Your Evolving Portfolio Mix
“In today’s insane economic environment, it’s easy to be lured into risking your savings by chasing after returns. If you’re close to retirement, keep calm and focus on your long-term objectives.” – Tim Davis
If you’re a few years from retirement, you’ve lived long enough to know there is a tradeoff between risk and reward. For example, portfolios holding more in stocks have nearly always delivered superior annual returns long-term. Yet, these same stock-heavy portfolios are more likely to experience panic-inducing short-term losses. High yields, especially in dividend stocks, can signal trouble that a company’s stock price may fall and that the company may not pay dividends. Similarly, high-yield bonds often indicate low credit quality. As we saw in previous years, many companies with low credit scores default on their bonds when the economy falters. Depending on where you are on the retirement timeline, you may not have enough time to recover from a severe market downturn. Yes, it’s normal to want income in retirement, but you must answer a critical question: “Can I afford to lose even a single dollar of my retirement savings?”
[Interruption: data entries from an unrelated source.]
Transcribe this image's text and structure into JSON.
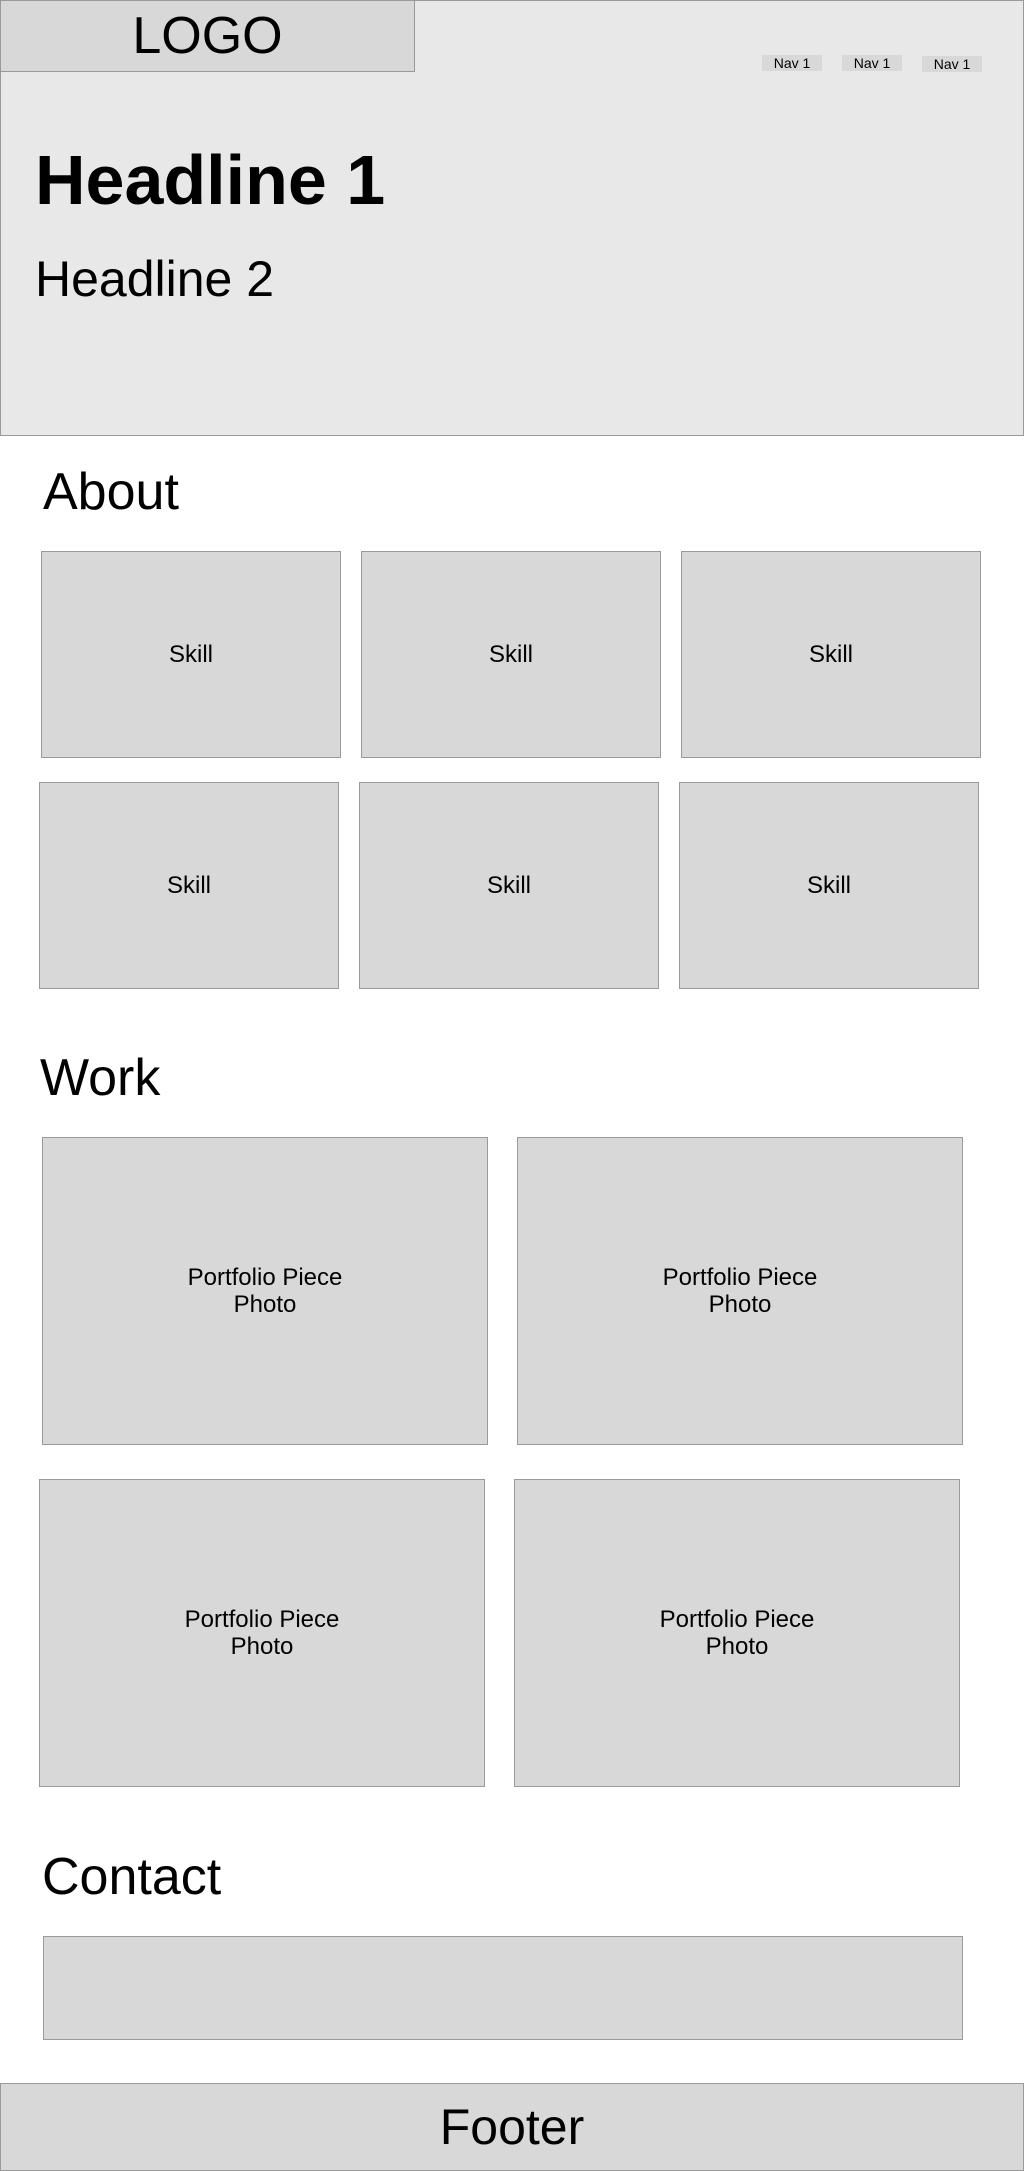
{
  "header": {
    "logo": "LOGO",
    "nav": [
      "Nav 1",
      "Nav 1",
      "Nav 1"
    ],
    "headline1": "Headline 1",
    "headline2": "Headline 2"
  },
  "about": {
    "title": "About",
    "skills": [
      "Skill",
      "Skill",
      "Skill",
      "Skill",
      "Skill",
      "Skill"
    ]
  },
  "work": {
    "title": "Work",
    "pieces": [
      {
        "line1": "Portfolio Piece",
        "line2": "Photo"
      },
      {
        "line1": "Portfolio Piece",
        "line2": "Photo"
      },
      {
        "line1": "Portfolio Piece",
        "line2": "Photo"
      },
      {
        "line1": "Portfolio Piece",
        "line2": "Photo"
      }
    ]
  },
  "contact": {
    "title": "Contact"
  },
  "footer": {
    "label": "Footer"
  }
}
The “magic matrix” is mythical.
It would be great if some universal law governed portfolio design, a simple process that works for everyone every single time and provides you with the exact amount you need so you won’t run out of cash.
Unfortunately, there is no such law.
Instead, creating and balancing a retirement portfolio is a deeply personal exercise. The same tools and methodologies you used to accumulate wealth won’t work when the time comes to live off that money. That’s why partnering with a financial professional specializing in income distribution is critical. You and your retirement income specialist will take several actions to ensure you have sufficient retirement income. These steps might include:
- Get an accurate picture of your true risk tolerance.
- Look at your health and future medical expenses.
- Determine what kind of lifestyle you want when you stop working.
- Add all existing and future income sources, including inheritances, Social Security, and other income.
- Clarify your money goals, including whether you want to leave a legacy for your family.
- Maximize your Social Security by using a Claiming Guide.
- Identify ways to create moderate gains without exposing wealth to too much risk.
- Consider contracts from insurance companies that can guarantee income for a lifetime.
As you create your spend-down strategy and periodically rebalance your portfolio to achieve your financial goals, you must avoid the temptation to chase after high yields and develop a long-term mindset. Ask yourself if losing principal to maximize your income is worth the risk.
Summing it up: While there is no such thing as a reward without risk, there are safer alternatives to investing in high-yield stocks and bonds. High-quality, safe money products exist that can help you create streams of reliable, predictable income. Having at least one secure money stream in addition to Social Security could make it more comfortable for you to have more risk in other areas of your portfolio.